According to statistics released by the Ministry of Labor, War Invalids and Social Affairs, on the 24th of December 2015, 225,000 people holding bachelor’s degrees or higher were unemployed. The unemployment rate of this group was the highest among groups with professional training.

Obviously, cooperation between universities and businesses is very limited and mainly occurs in two ways: the two sides jointly develop students’ practical skills during apprenticeships or businesses recruit university graduates, playing the role of headhunter rather than breeder of high-quality human resources for society.

In terms of their functions and tasks, the core values of universities rest on their ability to train people and to fulfill the requirements and needs of the general society, businesses in particular. Therefore, universities should initiate this cooperation. In fact, most universities in Vietnam have yet to take on this role, and cooperation has been primarily on a situational, short-term, or spontaneous basis.

In the context of international integration, close cooperation between universities and businesses is now regarded as a condition for ensuring the survival and growth of both institutions. If businesses serve as a lever, stimulating creativity and technological transfer, receiving products of training and providing extra resources for universities, then universities, in addition to their traditional role as providers of high-quality human resources, will create new knowledge and seek solutions for operational issues of businesses.
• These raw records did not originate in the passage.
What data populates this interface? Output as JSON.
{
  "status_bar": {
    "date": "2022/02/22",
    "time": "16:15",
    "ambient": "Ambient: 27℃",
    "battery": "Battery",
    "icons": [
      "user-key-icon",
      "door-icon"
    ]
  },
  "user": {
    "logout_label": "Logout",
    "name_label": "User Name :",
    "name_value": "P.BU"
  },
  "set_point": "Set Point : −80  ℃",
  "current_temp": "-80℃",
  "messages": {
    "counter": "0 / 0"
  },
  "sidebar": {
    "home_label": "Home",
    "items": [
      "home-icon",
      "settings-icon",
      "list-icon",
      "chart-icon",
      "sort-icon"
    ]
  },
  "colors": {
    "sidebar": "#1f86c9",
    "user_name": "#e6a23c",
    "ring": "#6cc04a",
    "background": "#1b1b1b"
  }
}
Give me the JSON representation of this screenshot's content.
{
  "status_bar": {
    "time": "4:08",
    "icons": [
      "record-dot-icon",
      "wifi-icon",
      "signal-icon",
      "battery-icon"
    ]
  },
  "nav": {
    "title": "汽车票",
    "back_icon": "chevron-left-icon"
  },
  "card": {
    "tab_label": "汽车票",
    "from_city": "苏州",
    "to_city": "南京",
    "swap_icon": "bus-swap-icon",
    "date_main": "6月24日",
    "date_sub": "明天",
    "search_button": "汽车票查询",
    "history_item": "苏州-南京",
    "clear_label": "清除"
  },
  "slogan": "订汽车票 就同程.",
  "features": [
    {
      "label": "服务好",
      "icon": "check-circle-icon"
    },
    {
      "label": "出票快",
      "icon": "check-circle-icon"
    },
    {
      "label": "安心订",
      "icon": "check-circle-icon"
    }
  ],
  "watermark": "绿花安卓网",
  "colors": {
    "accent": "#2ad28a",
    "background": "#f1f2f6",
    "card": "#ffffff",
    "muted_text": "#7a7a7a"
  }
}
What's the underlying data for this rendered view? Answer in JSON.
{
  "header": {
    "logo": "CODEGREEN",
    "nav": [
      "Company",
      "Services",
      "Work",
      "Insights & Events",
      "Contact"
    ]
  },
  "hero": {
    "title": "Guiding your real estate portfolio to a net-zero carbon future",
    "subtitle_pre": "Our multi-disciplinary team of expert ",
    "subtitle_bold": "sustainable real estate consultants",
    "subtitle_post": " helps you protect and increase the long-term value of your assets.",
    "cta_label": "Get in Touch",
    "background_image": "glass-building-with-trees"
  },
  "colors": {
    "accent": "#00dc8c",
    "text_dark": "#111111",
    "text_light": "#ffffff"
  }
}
The cooperation between universities and businesses is relationship of equality and mutual benefits. In developed countries, prestigious and famous universities are strongly supported by the business community and general society. They are research centers that create technologies to satisfy the needs of businesses and the people.

Any training program must strike a certain balance between theory and practice. The proportion of theory to practice may vary depending on level and field of training. However, not all universities maintain sufficient labs or workshops for their students. If training was provided by the private sectors rather than the state and industry-based training was introduced, Vietnam may take advantage of the strengths of all concerned parties.

Recently, university-level training in Vietnam has yet to meet recruiters’ requirements. Many businesses have to retrain their newly recruited staff and a considerable number of trained people are turned down after interviews or skill examination. Moreover, businesses do not believe that relations with universities will be beneficial.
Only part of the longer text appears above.